Ein Jahr nach überstandener Covid-19-Infektion klagen zwei Drittel der Patienten über Nervensystem-Erkrankungen, berichteten Mediziner Montag bei einer Pressekonferenz im Vorfeld einer Neurologie-Fachtagung in Graz. Nur zwölf Prozent der Probleme traten bei den Patienten aber erstmalig durch die Sars-CoV-2-Erkrankung auf. "Das Virus wirkt zum Teil also als Brandbeschleuniger der pathologischen (Anm.: krankmachenden) Prozesse", sagte Neurologe Christian Enzinger.

Es gibt mehrere Möglichkeiten, wie die Coronaviren das Nervensystem schädigen können, so Enzinger, der an der Universitätsklinik für Neurologie der Medizinischen Universität Graz tätig ist. Teils infizieren sie direkt das zentrale Nervensystem, verursachen Gefäßentzündungen, öffnen die Blut-Hirn-Schranke und führen zur Bildung kleiner Blutgerinnsel, die etwa Äderchen im Gehirn verstopfen, wie sein Kollege Raimund Helbok von der Medizinischen Universität Innsbruck herausgefunden habe.

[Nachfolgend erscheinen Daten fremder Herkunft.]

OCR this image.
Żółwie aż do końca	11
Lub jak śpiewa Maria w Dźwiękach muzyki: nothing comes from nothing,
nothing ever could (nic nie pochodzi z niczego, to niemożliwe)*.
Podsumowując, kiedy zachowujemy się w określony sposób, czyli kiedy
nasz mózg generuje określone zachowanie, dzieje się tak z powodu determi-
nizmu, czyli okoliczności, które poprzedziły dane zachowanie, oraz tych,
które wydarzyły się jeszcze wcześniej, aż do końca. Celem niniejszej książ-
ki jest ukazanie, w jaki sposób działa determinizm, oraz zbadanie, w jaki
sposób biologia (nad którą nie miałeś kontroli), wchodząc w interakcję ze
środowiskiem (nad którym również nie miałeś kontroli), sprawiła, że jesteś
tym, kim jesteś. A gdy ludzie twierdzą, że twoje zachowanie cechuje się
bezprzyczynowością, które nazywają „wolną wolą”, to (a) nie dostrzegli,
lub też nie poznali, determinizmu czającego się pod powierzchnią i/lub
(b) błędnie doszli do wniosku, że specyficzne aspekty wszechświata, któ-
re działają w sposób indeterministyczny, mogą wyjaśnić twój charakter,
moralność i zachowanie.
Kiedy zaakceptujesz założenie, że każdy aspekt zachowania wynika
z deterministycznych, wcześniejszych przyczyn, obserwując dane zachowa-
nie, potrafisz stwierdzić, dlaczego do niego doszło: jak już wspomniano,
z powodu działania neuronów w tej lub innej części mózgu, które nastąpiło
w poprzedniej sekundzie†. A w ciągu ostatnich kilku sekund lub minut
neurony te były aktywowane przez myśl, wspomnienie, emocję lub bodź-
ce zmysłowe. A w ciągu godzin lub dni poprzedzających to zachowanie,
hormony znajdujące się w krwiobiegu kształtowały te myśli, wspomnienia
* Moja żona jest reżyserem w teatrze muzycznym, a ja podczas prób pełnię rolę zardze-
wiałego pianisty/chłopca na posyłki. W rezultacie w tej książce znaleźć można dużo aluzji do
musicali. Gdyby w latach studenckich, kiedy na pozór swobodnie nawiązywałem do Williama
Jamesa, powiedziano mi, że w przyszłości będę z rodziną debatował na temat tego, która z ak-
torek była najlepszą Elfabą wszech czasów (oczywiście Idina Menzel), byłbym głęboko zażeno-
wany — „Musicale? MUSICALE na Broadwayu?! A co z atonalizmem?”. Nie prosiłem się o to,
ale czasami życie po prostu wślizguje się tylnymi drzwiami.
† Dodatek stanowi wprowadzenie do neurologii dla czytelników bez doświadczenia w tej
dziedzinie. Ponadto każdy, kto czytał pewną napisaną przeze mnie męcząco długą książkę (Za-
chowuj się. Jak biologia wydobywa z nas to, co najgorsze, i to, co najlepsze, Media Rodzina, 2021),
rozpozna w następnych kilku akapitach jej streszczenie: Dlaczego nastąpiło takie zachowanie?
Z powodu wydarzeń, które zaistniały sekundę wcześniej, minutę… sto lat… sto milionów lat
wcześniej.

Mögliche indirekte Auslöser wären systemische Infektionen, überschießende Reaktionen des Immunsystems und Sauerstoffmangel.

Die häufigsten neurologischen Symptome

Die häufigsten neurologischen Symptome ein Jahr nach einer Coronavirus-Infektion sind Schlafstörungen, Konzentrationsschwierigkeiten, Geruchs-, sowie Geschmacksstörungen, Vergesslichkeit und Kopfschmerzen. Viele Patientinnen und Patienten klagen auch über Gliedmaßenschwäche und Schwindel. Halluzinationen, Tinnitus (Geräusche ohne zuordenbare Schallquelle) und Ohnmachtsanfälle traten ebenfalls auf. Nur bei zwölf Prozent der Patienten sind solche neurologischen Beschwerden vorher nicht aufgetreten oder bekannt gewesen, so Enzinger. Sie wurden demnach meist durch Covid-19 verstärkt, aber nicht ursprünglich ausgelöst.